O cantor Ed Motta divulgou, nesta quarta-feira (27/5), um novo pronunciamento em relação a um incidente ocorrido em um restaurante no Jardim Botânico, Zona Sul do Rio de Janeiro, no início do mês. Na ocasião, o artista se envolveu em uma confusão que resultou em acusações de lesão corporal e xenofobia, após ter arremessado uma cadeira e supostamente proferido ofensas contra um funcionário.
A investigação inicial foi aberta para apurar os crimes de lesão corporal e xenofobia, decorrentes do tumulto no estabelecimento. O incidente ganhou repercussão após relatos de que Ed Motta teria chamado um funcionário de “paraíba” em tom pejorativo, além do ato de arremessar a cadeira em meio à discussão.

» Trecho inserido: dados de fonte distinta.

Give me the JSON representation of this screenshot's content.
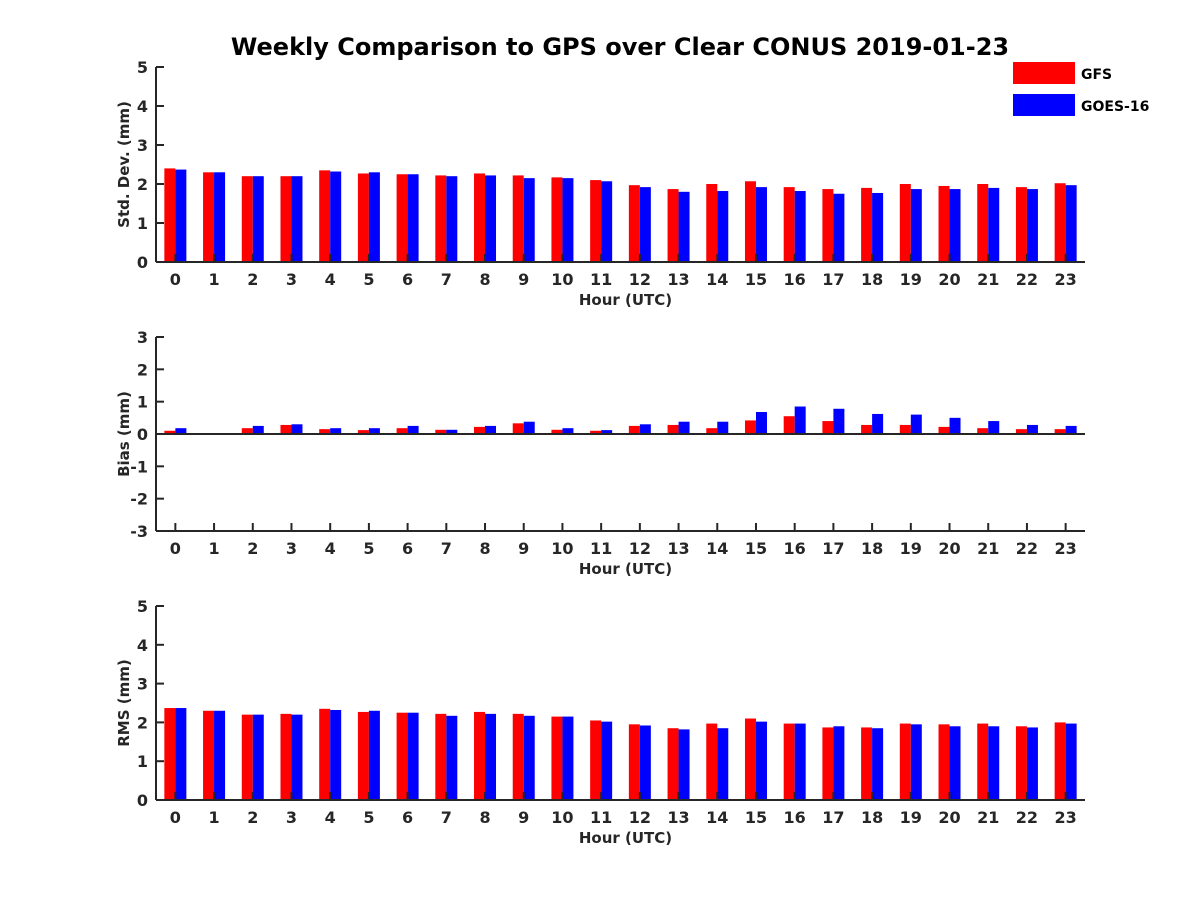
{
  "title": "Weekly Comparison to GPS over Clear CONUS 2019-01-23",
  "colors": {
    "GFS": "#ff0000",
    "GOES-16": "#0000ff"
  },
  "legend": [
    "GFS",
    "GOES-16"
  ],
  "chart_data": [
    {
      "type": "bar",
      "xlabel": "Hour (UTC)",
      "ylabel": "Std. Dev. (mm)",
      "ylim": [
        0,
        5
      ],
      "yticks": [
        "0",
        "1",
        "2",
        "3",
        "4",
        "5"
      ],
      "categories": [
        "0",
        "1",
        "2",
        "3",
        "4",
        "5",
        "6",
        "7",
        "8",
        "9",
        "10",
        "11",
        "12",
        "13",
        "14",
        "15",
        "16",
        "17",
        "18",
        "19",
        "20",
        "21",
        "22",
        "23"
      ],
      "series": [
        {
          "name": "GFS",
          "values": [
            2.4,
            2.3,
            2.2,
            2.2,
            2.35,
            2.27,
            2.25,
            2.22,
            2.27,
            2.22,
            2.17,
            2.1,
            1.97,
            1.87,
            2.0,
            2.07,
            1.92,
            1.87,
            1.9,
            2.0,
            1.95,
            2.0,
            1.92,
            2.02
          ]
        },
        {
          "name": "GOES-16",
          "values": [
            2.37,
            2.3,
            2.2,
            2.2,
            2.32,
            2.3,
            2.25,
            2.2,
            2.22,
            2.15,
            2.15,
            2.07,
            1.92,
            1.8,
            1.82,
            1.92,
            1.82,
            1.75,
            1.77,
            1.87,
            1.87,
            1.9,
            1.87,
            1.97
          ]
        }
      ]
    },
    {
      "type": "bar",
      "xlabel": "Hour (UTC)",
      "ylabel": "Bias (mm)",
      "ylim": [
        -3,
        3
      ],
      "yticks": [
        "-3",
        "-2",
        "-1",
        "0",
        "1",
        "2",
        "3"
      ],
      "categories": [
        "0",
        "1",
        "2",
        "3",
        "4",
        "5",
        "6",
        "7",
        "8",
        "9",
        "10",
        "11",
        "12",
        "13",
        "14",
        "15",
        "16",
        "17",
        "18",
        "19",
        "20",
        "21",
        "22",
        "23"
      ],
      "series": [
        {
          "name": "GFS",
          "values": [
            0.1,
            0.01,
            0.18,
            0.28,
            0.15,
            0.12,
            0.18,
            0.13,
            0.22,
            0.33,
            0.13,
            0.1,
            0.25,
            0.28,
            0.18,
            0.42,
            0.55,
            0.4,
            0.28,
            0.28,
            0.22,
            0.18,
            0.15,
            0.15
          ]
        },
        {
          "name": "GOES-16",
          "values": [
            0.18,
            0.02,
            0.25,
            0.3,
            0.18,
            0.18,
            0.25,
            0.13,
            0.25,
            0.38,
            0.18,
            0.12,
            0.3,
            0.38,
            0.38,
            0.68,
            0.85,
            0.78,
            0.62,
            0.6,
            0.5,
            0.4,
            0.28,
            0.25
          ]
        }
      ]
    },
    {
      "type": "bar",
      "xlabel": "Hour (UTC)",
      "ylabel": "RMS (mm)",
      "ylim": [
        0,
        5
      ],
      "yticks": [
        "0",
        "1",
        "2",
        "3",
        "4",
        "5"
      ],
      "categories": [
        "0",
        "1",
        "2",
        "3",
        "4",
        "5",
        "6",
        "7",
        "8",
        "9",
        "10",
        "11",
        "12",
        "13",
        "14",
        "15",
        "16",
        "17",
        "18",
        "19",
        "20",
        "21",
        "22",
        "23"
      ],
      "series": [
        {
          "name": "GFS",
          "values": [
            2.37,
            2.3,
            2.2,
            2.22,
            2.35,
            2.27,
            2.25,
            2.22,
            2.27,
            2.22,
            2.15,
            2.05,
            1.95,
            1.85,
            1.97,
            2.1,
            1.97,
            1.87,
            1.87,
            1.97,
            1.95,
            1.97,
            1.9,
            2.0
          ]
        },
        {
          "name": "GOES-16",
          "values": [
            2.37,
            2.3,
            2.2,
            2.2,
            2.32,
            2.3,
            2.25,
            2.17,
            2.22,
            2.17,
            2.15,
            2.02,
            1.92,
            1.82,
            1.85,
            2.02,
            1.97,
            1.9,
            1.85,
            1.95,
            1.9,
            1.9,
            1.87,
            1.97
          ]
        }
      ]
    }
  ]
}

Em sua retratação, o artista de 56 anos expressou um pedido de desculpas direcionado ao povo do Nordeste e, especificamente, da Paraíba. Para manifestar seu arrependimento, Ed Motta cantou a música “Coleção”, de autoria do cantor e compositor paraibano Genival Cassiano. Ele declarou: “Meu pedido de desculpas, meu pedido de perdão ao povo do Nordeste brasileiro, principalmente da Paraíba, vem através da música, da arte, do genial Genival Cassiano.”
Ed Motta ainda reforçou sua admiração pela cultura nordestina, afirmando que a obra de Genival Cassiano o influencia desde o início de sua carreira, em 1988. “Paraibano, compositor, cantor, que influencia minha obra desde o começo, desde o meu primeiro disco, em 1988. No show, eu cantava essa música, ‘Coleção’”, disse o cantor, complementando: “Toda a minha admiração pela Paraíba, pelo Nordeste e por toda a criatividade dessa região. Viva o Nordeste brasileiro, viva a Paraíba”.
A confusão no restaurante, segundo os proprietários do local, teria sido iniciada após a recusa em conceder cortesia da taxa de rolha. Em entrevista ao jornal O Globo, Ed Motta confirmou o desentendimento e admitiu ter começado a situação, alegando que estava embriagado e jogou a cadeira no chão, e não em direção a alguém. No entanto, um cliente que estava próximo relatou ter levado sete pontos na cabeça após ser atingido, enquanto um funcionário declarou à polícia que o artista teria proferido a ofensa xenofóbica: “Vai tomar no c* seu filho da puta paraíba” ao barman. O caso segue sob investigação das autoridades competentes.